Baptism by immersion leads us to experience something of what it means to be united with Jesus Christ. We are also called to a deepening appreciation of the way in which we are renewed and redefined as persons, in the light of God confronting and embracing us, ‘into the name’. Our identity is not simply augmented or adjusted by conversion to Jesus Christ: it is radically repositioned.



Scottish, evangelical Christians, standing in the traditions of mainline, western churchmanship, will appreciate something of what God has done for them. We are acquainted with the news that we are saved as both ‘saints and sinners’. We are thankful for God’s mercy and forgiveness. We are delighted with the revelation of God’s love. Yet the inheritance of Christendom, in seeking to shape Christians as good citizens of Empire, Kingdom or State, has encouraged us to focus upon the passive, receptive quality of discipleship: appreciation of what we have received from God. What, however, of the way that baptism ‘into the name’ commissions us, a commissioning into a journey of wondrous redefinition and discovery of who and what we have become, through God’s embrace of our lives?



The manner of Christian living that most of us have been conditioned into has, I suspect, been founded on perspectives of the Christian life based on conformity, not non-conformity. We instinctively adhere to the desires and dictates of the State; and to an understating and practice of Christianity that conforms to these.

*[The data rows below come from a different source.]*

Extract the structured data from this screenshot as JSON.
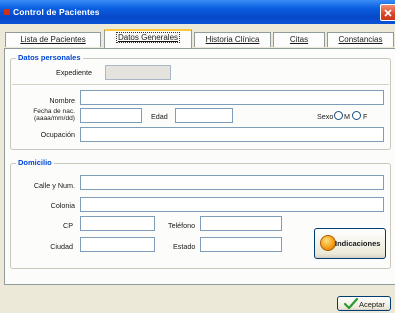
{
  "window": {
    "title": "Control de Pacientes"
  },
  "tabs": [
    {
      "label": "Lista de Pacientes"
    },
    {
      "label": "Datos Generales",
      "active": true
    },
    {
      "label": "Historia Clínica"
    },
    {
      "label": "Citas"
    },
    {
      "label": "Constancias"
    }
  ],
  "personal": {
    "legend": "Datos personales",
    "expediente_label": "Expediente",
    "expediente_value": "",
    "nombre_label": "Nombre",
    "nombre_value": "",
    "fecha_label_line1": "Fecha de nac.",
    "fecha_label_line2": "(aaaa/mm/dd)",
    "fecha_value": "",
    "edad_label": "Edad",
    "edad_value": "",
    "sexo_label": "Sexo",
    "sexo_options": [
      "M",
      "F"
    ],
    "ocupacion_label": "Ocupación",
    "ocupacion_value": ""
  },
  "domicilio": {
    "legend": "Domicilio",
    "calle_label": "Calle y Num.",
    "calle_value": "",
    "colonia_label": "Colonia",
    "colonia_value": "",
    "cp_label": "CP",
    "cp_value": "",
    "telefono_label": "Teléfono",
    "telefono_value": "",
    "ciudad_label": "Ciudad",
    "ciudad_value": "",
    "estado_label": "Estado",
    "estado_value": ""
  },
  "buttons": {
    "indicaciones": "Indicaciones",
    "aceptar": "Aceptar"
  }
}
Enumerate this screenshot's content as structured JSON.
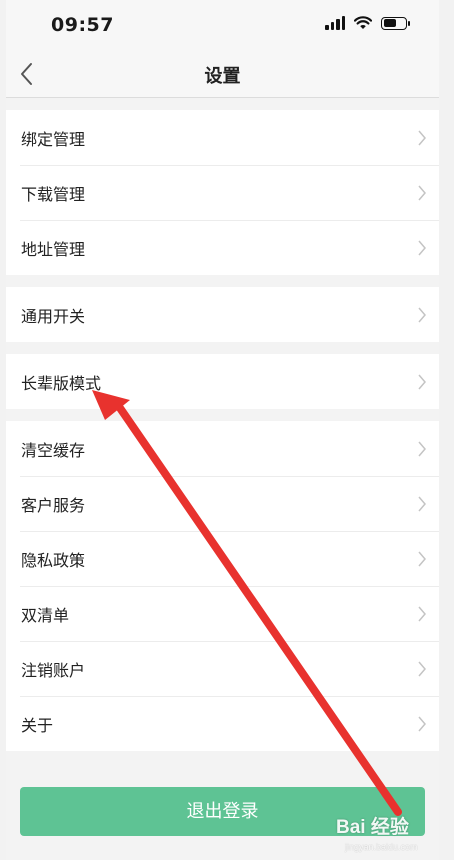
{
  "status_bar": {
    "time": "09:57",
    "battery_level": 0.65
  },
  "nav": {
    "title": "设置",
    "back_icon": "chevron-left-icon"
  },
  "groups": [
    {
      "items": [
        {
          "label": "绑定管理"
        },
        {
          "label": "下载管理"
        },
        {
          "label": "地址管理"
        }
      ]
    },
    {
      "items": [
        {
          "label": "通用开关"
        }
      ]
    },
    {
      "items": [
        {
          "label": "长辈版模式"
        }
      ]
    },
    {
      "items": [
        {
          "label": "清空缓存"
        },
        {
          "label": "客户服务"
        },
        {
          "label": "隐私政策"
        },
        {
          "label": "双清单"
        },
        {
          "label": "注销账户"
        },
        {
          "label": "关于"
        }
      ]
    }
  ],
  "logout": {
    "label": "退出登录"
  },
  "colors": {
    "accent": "#5ec394",
    "annotation_arrow": "#e8322e"
  },
  "watermark": {
    "brand": "Bai 经验",
    "sub": "jingyan.baidu.com"
  }
}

I recall my own sense of shock and surprise when, some years ago whilst visiting in Eastern Europe, a Russian colleague asked me, ‘what is the attitude of Scottish baptist to the laws of the secular State?’ When we live with an assumed attitude of conformity, we adopt a restricted perspective that cannot fully appreciate, apprehend or embrace what it means to be brought, by baptism, ‘into the name’. Yet when we are baptised ‘into the name’, it is into a life where each of us has a new identity and a new empowerment, not least in terms of gifting. This will call us into a life of ministry that, in turn, releases the power and presence of the Kingdom of God to confront the powers and principalities that Christ has overcome, including those that govern this world we live in.

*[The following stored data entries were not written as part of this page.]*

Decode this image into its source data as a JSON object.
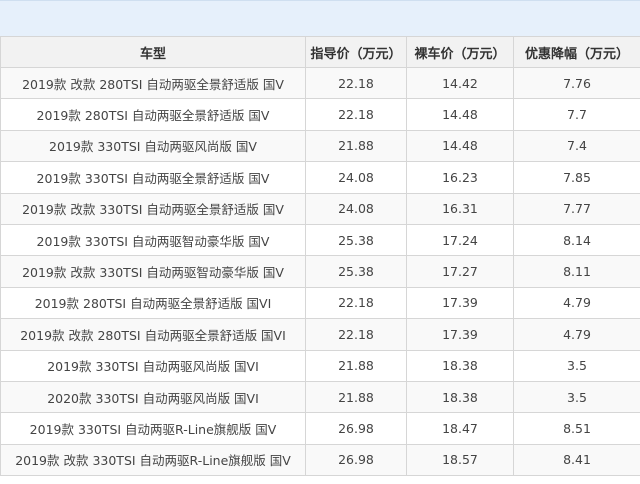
{
  "table": {
    "headers": {
      "model": "车型",
      "msrp": "指导价（万元）",
      "net_price": "裸车价（万元）",
      "discount": "优惠降幅（万元）"
    },
    "rows": [
      {
        "model": "2019款 改款 280TSI 自动两驱全景舒适版 国V",
        "msrp": "22.18",
        "net_price": "14.42",
        "discount": "7.76"
      },
      {
        "model": "2019款 280TSI 自动两驱全景舒适版 国V",
        "msrp": "22.18",
        "net_price": "14.48",
        "discount": "7.7"
      },
      {
        "model": "2019款 330TSI 自动两驱风尚版 国V",
        "msrp": "21.88",
        "net_price": "14.48",
        "discount": "7.4"
      },
      {
        "model": "2019款 330TSI 自动两驱全景舒适版 国V",
        "msrp": "24.08",
        "net_price": "16.23",
        "discount": "7.85"
      },
      {
        "model": "2019款 改款 330TSI 自动两驱全景舒适版 国V",
        "msrp": "24.08",
        "net_price": "16.31",
        "discount": "7.77"
      },
      {
        "model": "2019款 330TSI 自动两驱智动豪华版 国V",
        "msrp": "25.38",
        "net_price": "17.24",
        "discount": "8.14"
      },
      {
        "model": "2019款 改款 330TSI 自动两驱智动豪华版 国V",
        "msrp": "25.38",
        "net_price": "17.27",
        "discount": "8.11"
      },
      {
        "model": "2019款 280TSI 自动两驱全景舒适版 国VI",
        "msrp": "22.18",
        "net_price": "17.39",
        "discount": "4.79"
      },
      {
        "model": "2019款 改款 280TSI 自动两驱全景舒适版 国VI",
        "msrp": "22.18",
        "net_price": "17.39",
        "discount": "4.79"
      },
      {
        "model": "2019款 330TSI 自动两驱风尚版 国VI",
        "msrp": "21.88",
        "net_price": "18.38",
        "discount": "3.5"
      },
      {
        "model": "2020款 330TSI 自动两驱风尚版 国VI",
        "msrp": "21.88",
        "net_price": "18.38",
        "discount": "3.5"
      },
      {
        "model": "2019款 330TSI 自动两驱R-Line旗舰版 国V",
        "msrp": "26.98",
        "net_price": "18.47",
        "discount": "8.51"
      },
      {
        "model": "2019款 改款 330TSI 自动两驱R-Line旗舰版 国V",
        "msrp": "26.98",
        "net_price": "18.57",
        "discount": "8.41"
      }
    ]
  }
}
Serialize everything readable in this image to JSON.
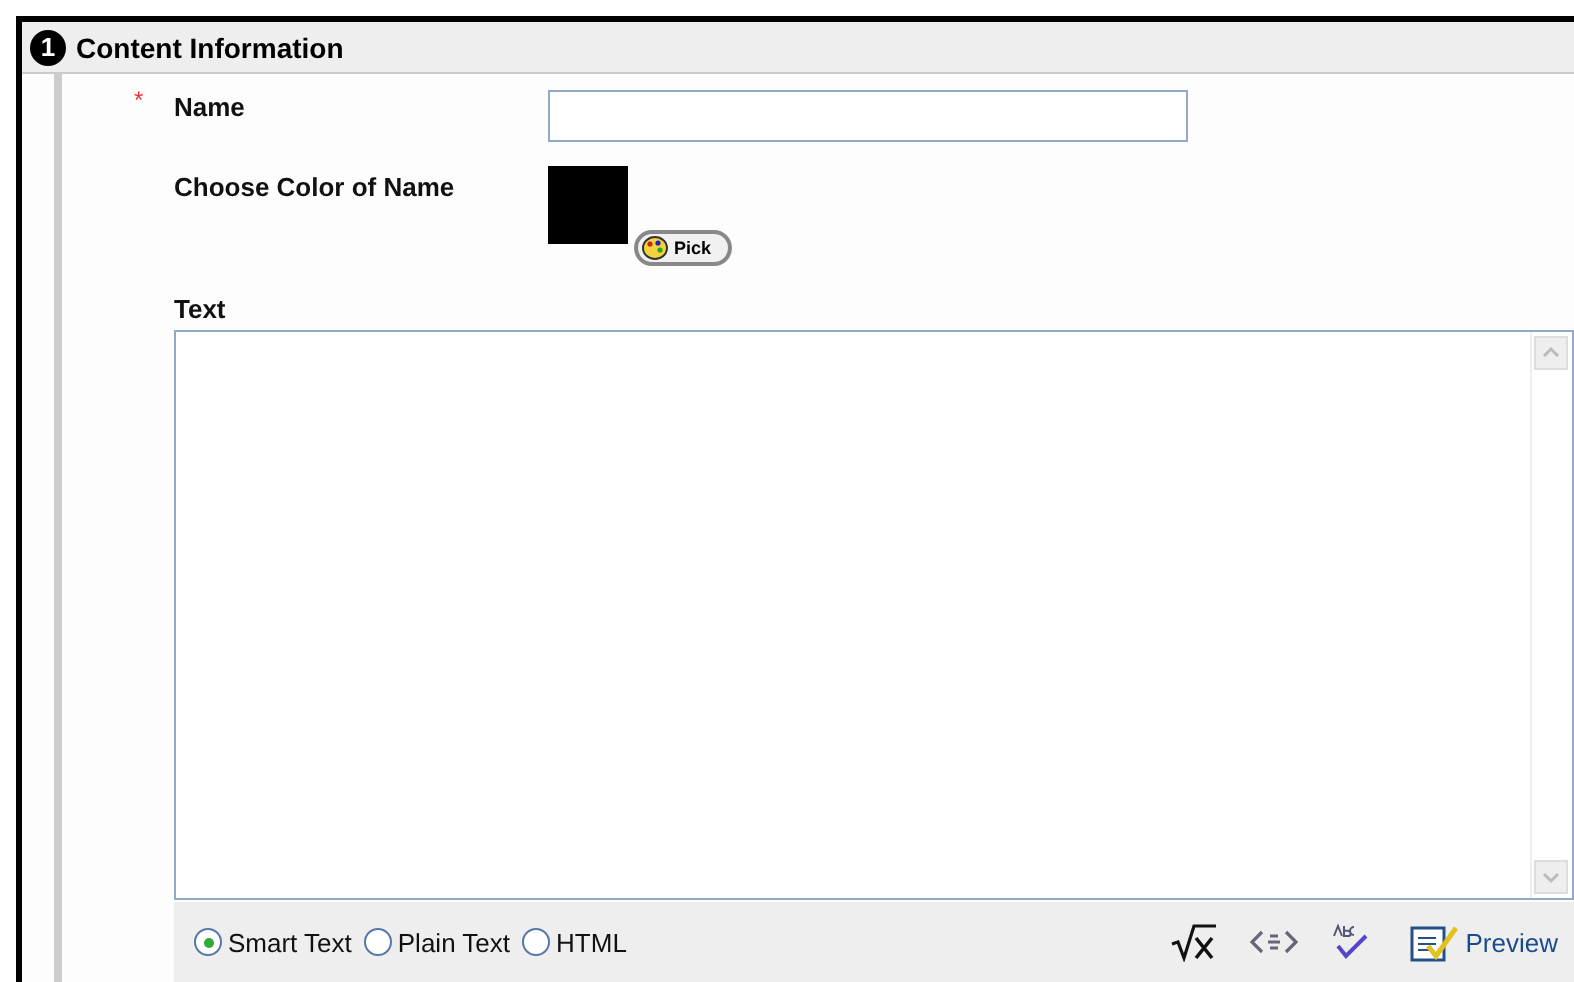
{
  "section": {
    "number": "1",
    "title": "Content Information"
  },
  "fields": [
    {
      "kind": "text",
      "label": "Name",
      "required_mark": "*"
    },
    {
      "kind": "color",
      "label": "Choose Color of Name",
      "color": "#000000",
      "button": "Pick"
    }
  ],
  "text_editor": {
    "label": "Text",
    "formats": [
      {
        "label": "Smart Text",
        "selected": true
      },
      {
        "label": "Plain Text",
        "selected": false
      },
      {
        "label": "HTML",
        "selected": false
      }
    ],
    "preview": "Preview"
  }
}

At the heart of our identity, the new identity in Christ that God has called us into, is the issue of empowerment. We now share a life where we have been initiated ‘into the name’, one that has been made possible through God’s embrace of all that we are. We have been brought into the life, ministry and victory of Jesus Christ. Sacramental traditions, interpreted and perpetuated through centuries of Christendom, can foster both a receptivity and understanding that restrict us to a passive participation ‘in the name’. The narratives of Scripture, however, would suggest that a ministry that functions ‘in the name’ is one that is proactive and empowered. Moses was raised up by God, in power, so that God’s name would be declared in all the earth (Exodus 9.16). It was by the power of the name of Jesus, Peter declared to the Jewish Council in Jerusalem, that the lame man at the Beautiful Gate was made whole (Acts 4.7-10). It was with empowerment, in the name of Jesus, that Paul adjured the Corinthian church to act against immoral behaviour (1 Corinthians 5.4). 

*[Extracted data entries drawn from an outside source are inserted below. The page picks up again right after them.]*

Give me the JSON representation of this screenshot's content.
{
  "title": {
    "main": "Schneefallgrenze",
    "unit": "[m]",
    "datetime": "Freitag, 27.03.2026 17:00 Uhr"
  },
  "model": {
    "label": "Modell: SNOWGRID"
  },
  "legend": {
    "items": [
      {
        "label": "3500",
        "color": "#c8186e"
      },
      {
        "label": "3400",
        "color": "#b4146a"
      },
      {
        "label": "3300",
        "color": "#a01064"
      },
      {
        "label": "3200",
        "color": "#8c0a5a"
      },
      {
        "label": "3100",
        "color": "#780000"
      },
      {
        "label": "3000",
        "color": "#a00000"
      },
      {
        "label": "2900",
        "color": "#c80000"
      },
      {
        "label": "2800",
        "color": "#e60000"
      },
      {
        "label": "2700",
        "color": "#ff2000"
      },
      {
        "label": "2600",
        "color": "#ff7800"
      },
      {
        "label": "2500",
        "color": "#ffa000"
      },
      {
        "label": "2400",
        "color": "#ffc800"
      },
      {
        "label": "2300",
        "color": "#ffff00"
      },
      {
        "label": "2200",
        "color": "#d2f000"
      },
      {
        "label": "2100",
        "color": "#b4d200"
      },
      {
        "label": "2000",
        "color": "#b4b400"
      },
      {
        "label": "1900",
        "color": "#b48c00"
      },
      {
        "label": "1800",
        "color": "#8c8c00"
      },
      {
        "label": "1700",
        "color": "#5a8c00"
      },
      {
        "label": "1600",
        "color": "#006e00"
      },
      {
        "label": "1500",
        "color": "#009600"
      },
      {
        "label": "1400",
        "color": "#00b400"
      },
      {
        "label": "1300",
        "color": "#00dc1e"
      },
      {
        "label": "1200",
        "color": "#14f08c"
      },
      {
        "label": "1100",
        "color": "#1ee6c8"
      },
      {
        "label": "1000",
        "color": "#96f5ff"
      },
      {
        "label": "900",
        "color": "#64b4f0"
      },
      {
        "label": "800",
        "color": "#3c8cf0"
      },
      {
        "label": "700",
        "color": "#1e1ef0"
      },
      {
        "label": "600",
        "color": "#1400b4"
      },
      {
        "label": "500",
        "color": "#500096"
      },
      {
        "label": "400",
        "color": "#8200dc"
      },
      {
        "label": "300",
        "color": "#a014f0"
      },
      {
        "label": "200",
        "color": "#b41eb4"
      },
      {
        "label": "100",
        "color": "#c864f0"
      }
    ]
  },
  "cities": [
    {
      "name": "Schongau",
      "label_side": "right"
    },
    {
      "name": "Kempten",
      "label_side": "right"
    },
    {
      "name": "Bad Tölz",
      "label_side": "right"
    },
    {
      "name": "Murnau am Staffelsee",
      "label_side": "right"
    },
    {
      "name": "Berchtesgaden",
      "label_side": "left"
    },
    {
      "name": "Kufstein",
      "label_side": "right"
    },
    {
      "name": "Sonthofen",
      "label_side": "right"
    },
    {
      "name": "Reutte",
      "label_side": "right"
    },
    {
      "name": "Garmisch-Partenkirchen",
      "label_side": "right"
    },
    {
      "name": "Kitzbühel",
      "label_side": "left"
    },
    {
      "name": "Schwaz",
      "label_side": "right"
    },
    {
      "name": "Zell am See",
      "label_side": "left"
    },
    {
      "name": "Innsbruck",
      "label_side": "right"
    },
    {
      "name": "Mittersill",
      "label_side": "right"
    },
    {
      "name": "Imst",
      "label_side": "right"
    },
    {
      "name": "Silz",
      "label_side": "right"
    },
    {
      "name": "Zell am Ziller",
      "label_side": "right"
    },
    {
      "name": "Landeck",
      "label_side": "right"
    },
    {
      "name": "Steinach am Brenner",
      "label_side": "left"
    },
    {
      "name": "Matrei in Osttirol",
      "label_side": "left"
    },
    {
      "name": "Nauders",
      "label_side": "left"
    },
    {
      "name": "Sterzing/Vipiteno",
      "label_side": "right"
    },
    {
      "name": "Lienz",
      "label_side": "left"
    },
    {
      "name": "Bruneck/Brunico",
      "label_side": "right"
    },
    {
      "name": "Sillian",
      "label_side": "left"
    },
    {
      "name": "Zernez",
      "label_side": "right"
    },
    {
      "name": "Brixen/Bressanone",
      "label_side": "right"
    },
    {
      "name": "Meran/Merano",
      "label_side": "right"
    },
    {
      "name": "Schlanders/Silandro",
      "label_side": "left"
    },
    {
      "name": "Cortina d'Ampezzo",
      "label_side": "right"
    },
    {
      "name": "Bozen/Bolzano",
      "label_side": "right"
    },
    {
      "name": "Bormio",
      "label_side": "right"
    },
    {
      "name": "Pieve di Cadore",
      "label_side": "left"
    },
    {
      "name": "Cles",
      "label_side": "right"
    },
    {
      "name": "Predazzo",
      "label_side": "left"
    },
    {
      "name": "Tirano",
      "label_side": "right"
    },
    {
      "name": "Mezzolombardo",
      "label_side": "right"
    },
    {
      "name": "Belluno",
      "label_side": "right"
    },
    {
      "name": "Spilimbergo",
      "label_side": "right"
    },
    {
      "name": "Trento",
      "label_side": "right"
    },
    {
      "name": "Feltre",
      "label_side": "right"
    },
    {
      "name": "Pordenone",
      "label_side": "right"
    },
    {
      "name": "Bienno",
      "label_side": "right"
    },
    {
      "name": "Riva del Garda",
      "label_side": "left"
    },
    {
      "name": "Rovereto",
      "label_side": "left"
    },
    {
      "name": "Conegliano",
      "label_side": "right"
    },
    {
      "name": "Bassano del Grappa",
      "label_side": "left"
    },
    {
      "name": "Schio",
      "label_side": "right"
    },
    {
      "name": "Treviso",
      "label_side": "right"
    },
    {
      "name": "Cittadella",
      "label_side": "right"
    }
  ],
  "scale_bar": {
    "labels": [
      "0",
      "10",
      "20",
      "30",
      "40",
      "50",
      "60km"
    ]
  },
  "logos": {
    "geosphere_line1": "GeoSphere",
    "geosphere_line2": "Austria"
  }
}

Grasping what it means, to act in empowerment, ‘in the name’, is something that Jesus Christ exhorted and called the first disciples to realise: that God would not refuse them a request that conformed to Him. Jesus Christ called them to look to, act and undertake in His name, in a manner consonant with His mission and ministry (John 14.13-14). Around the world, where this is understood and laid hold of, we see the church in advance. Pray God that we, in our generation today, rehearse and rediscover the meaning of baptism ‘into the name’.

                               



Questions for reflection:



·         In what ways has your life become ‘repositioned’, as you have journeyed as a Christian?

·         Do you view yourself as a person with authority, under authority, or both together?

·         In what ways might your life be described as characterised by seasons of ‘active’ and ‘passive’ faith?